Tarandul, which is 70km from Kanker of southwest Chhattisgarh, is a Maoist-affected village atop a hill. Even so, five districts of tribal-dominated Bastar division that includes Kanker are witnessing a potential revolution in education, thanks to a 2013 initiative that facilitates schools to come up as bamboo structures.
Why no pucca buildings? For, Maoists have “disallowed” using concrete in the construction of buildings, which they suspect would double up as camps for security forces. In any case, many villages of the rugged area are too remote to bring brick and mortar.
The only educational institution in Tarandul had ‘primary’ status till 2014, when it was upgraded to a high school. Today, the state has identified 65 panchayats in Bastar zone that have decided to build bamboo-structure schools.
The drive, under the Centre’s Rashtriya Madhyamik Shiksha Abhiyan (RMSA), has found warm response. It has emboldened villagers to send their children to school.
“From 2009 to 2012, the public works department issued about a dozen tenders to build concrete building structures, but none came forward because of the Maoist menace. The insurgents destroyed 200 structures in Bastar division over the past few years,” recalls Ajay Mahapatra, additional project officer of the RMSA.
“Then, in 2013, the Abhiyan gave its nod to the concept of bamboo schools.”

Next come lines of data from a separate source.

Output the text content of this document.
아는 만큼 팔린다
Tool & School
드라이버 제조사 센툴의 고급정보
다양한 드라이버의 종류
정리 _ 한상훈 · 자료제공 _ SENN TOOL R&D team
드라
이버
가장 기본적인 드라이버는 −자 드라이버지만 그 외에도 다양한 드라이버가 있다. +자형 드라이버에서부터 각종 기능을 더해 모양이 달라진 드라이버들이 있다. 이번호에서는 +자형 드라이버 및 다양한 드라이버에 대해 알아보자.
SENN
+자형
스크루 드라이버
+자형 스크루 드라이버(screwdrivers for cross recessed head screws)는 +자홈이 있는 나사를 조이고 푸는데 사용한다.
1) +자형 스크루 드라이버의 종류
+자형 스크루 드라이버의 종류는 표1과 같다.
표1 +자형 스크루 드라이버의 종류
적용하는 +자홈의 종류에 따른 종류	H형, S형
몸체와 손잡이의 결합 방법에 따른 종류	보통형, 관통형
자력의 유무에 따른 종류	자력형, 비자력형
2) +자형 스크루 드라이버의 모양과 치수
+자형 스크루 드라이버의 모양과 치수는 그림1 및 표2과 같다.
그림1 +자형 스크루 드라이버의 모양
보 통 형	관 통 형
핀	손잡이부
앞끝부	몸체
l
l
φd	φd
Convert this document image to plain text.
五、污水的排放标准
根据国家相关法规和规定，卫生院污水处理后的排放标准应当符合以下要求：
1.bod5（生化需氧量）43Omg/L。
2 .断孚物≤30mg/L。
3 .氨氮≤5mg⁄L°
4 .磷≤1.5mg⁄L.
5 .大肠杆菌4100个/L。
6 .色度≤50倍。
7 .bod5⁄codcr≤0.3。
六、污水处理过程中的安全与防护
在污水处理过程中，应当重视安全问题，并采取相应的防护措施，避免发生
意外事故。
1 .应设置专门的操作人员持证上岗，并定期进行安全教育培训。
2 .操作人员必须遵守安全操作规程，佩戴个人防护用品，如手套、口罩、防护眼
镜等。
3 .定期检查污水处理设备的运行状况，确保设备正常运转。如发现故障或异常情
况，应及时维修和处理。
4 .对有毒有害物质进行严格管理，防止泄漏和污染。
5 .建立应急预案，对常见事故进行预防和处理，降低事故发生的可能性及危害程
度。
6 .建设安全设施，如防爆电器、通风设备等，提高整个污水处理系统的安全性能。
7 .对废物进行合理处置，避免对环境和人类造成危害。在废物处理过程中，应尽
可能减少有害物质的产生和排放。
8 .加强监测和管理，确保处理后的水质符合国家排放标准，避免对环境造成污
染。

The 2009-launched RSMA works for the development of secondary education in public schools across India. “The Maoists have sort of accepted the bamboo school idea,” says Upendra Rai, a scribe in Kanker. “They know security forces cannot use this kind of a structure against them.”
Cost-wise, it makes little difference. “Government records show concrete schools are built at Rs 49.75 lakh, while the bamboo-made one costs Rs 48.07 lakh. The structure has to be fire-proof and chemically treated against termites,” reveals Mahapatra. “It takes only 15-20 days to complete a structure with all the basic amenities, including toilets, four rooms and a kitchen.”
Adds superintendent of police (Kanker) ML Kotwani: “The raw materials are easy to transport.”
Currently, the region has 43 bamboo schools where classes are on.